Stanzel's typological circle featuring "three typical narrative situations", which describes various possibilities of structuring the mediacity of narrative, is based on three elements. These are "mode", "person" and "perspective", which can be divided further into the oppositions "narrator/reflector", "first person/third person" and "internal perspective/external perspective". Thus, Stanzel distinguishes three narrative situations: The "authorial narrative situation" is characterized by the dominance of the external perspective. In the "first-person narrative situation", the events are related by a "narrating I" who takes part in the action in the fictional world as a character or as the "experiencing I". "The figural narrative situation" is marked by the dominance of the reflector mode, restricting to a factual representation or using internal focalisation to create the impression of immediacy.

==Death==
Stanzel died on 17 October 2023, at the age of 100.

==Selected works==
- Stanzel, Franz K. (1953). Article on Faulkner's short story ‘The Bear‘. In: Die Neueren Sprachen. Zeitschrift für Forschung und Unterricht auf dem Fachgebiet der modernen Fremdsprachen. Jg. 1953, pag. 115. Frankfurt am Main.

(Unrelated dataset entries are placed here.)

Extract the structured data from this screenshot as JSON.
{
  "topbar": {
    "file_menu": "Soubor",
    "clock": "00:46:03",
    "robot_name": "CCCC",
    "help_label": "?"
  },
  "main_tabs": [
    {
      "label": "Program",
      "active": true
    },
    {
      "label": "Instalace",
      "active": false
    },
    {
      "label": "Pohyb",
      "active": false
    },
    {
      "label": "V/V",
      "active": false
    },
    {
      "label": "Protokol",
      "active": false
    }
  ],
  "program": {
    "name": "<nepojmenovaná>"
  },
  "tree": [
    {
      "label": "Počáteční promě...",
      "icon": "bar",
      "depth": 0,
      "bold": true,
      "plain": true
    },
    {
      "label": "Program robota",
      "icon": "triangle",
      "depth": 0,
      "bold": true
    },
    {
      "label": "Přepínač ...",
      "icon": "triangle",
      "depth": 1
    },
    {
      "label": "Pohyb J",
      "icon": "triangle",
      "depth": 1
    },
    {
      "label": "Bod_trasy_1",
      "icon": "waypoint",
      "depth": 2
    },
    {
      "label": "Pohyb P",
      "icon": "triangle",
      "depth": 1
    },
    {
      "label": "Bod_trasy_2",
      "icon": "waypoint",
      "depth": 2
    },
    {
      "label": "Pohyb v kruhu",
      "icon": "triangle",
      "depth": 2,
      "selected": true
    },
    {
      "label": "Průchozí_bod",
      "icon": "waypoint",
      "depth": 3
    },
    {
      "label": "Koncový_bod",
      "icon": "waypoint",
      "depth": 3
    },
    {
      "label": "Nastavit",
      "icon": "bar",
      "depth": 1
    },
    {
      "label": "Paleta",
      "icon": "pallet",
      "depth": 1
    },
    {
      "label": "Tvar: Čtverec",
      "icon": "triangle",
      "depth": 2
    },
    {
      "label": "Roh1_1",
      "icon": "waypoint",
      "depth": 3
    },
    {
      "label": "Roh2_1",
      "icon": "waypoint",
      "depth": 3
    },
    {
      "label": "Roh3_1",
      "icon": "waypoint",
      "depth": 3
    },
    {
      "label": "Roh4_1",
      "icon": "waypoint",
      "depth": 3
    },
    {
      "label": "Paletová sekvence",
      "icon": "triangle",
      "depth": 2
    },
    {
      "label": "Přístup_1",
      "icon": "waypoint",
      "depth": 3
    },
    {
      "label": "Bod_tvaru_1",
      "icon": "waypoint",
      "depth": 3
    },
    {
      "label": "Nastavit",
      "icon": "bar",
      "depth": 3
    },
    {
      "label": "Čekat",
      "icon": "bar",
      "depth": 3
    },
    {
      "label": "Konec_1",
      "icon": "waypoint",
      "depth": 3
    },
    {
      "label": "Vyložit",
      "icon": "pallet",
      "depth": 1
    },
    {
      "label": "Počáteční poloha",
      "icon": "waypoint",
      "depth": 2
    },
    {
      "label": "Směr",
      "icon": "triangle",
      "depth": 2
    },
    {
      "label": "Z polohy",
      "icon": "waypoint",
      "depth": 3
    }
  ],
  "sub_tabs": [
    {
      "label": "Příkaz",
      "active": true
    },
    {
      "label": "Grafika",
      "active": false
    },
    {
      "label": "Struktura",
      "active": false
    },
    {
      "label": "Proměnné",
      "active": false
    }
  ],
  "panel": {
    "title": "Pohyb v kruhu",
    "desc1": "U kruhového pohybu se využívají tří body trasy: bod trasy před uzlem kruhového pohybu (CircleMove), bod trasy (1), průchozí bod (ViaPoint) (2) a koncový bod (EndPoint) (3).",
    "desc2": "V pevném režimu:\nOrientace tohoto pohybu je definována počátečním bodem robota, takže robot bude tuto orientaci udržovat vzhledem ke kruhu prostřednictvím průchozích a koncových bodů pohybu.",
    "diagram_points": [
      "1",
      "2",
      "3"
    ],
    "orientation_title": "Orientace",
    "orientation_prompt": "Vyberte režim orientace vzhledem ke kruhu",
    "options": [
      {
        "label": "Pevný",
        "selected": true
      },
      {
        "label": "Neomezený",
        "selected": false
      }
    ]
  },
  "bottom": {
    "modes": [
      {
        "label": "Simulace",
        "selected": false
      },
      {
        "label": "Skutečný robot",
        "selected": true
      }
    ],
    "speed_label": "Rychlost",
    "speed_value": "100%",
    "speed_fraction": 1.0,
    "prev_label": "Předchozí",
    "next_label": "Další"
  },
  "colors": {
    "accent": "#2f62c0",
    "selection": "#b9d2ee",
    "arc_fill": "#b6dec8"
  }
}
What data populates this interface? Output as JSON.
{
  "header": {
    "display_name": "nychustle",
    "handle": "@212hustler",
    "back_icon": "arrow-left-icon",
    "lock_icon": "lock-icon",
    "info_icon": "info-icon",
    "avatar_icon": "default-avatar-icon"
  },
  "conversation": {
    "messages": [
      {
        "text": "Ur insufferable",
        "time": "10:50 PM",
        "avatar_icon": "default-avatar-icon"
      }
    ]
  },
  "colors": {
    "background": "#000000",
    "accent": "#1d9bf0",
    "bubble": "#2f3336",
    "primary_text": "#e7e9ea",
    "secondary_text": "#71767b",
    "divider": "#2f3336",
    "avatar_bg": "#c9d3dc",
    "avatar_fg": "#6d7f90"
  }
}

- Stanzel, F.K. (1954). "Tom Jones and Tristram Shandy, Ein Vergleich als Vorstudie zu einer Typologie des Romans." English Miscellany 5 of Mario Praz.
- Stanzel, F.K. (1971, 1955). Narrative Situations in the Novel. Trans. James P. Pusack. Indiana University Press. Original title: Die typischen Erzählsituationen im Roman.
- Stanzel, F.K. (1976. 8. Auflage, 1964). Typische Formen des Romans. Vandenhoeck & Ruprecht, Göttingen.
- Stanzel, F.K. (1986, first paperback edition, 1979). A Theory of Narrative. Translated by Charlotte Goedsche. University of Cambridge. Original title: Theorie des Erzählens.
- Stanzel, F.K. (2002). Unterwegs. Erzähltheorie für Leser. Vandenhoeck & Ruprecht, Göttingen.
- Stanzel, F.K. (2011). Welt als Text. Grundbegriffe der Interpretation. Königshausen & Neumann GmbH, Würzburg.
- Stanzel, F.K. (2015). Die Typischen Erzählsituationen 1955 – 2015. Erfolgsgeschichte einer Triade. Königshausen & Neumann GmbH, Würzburg.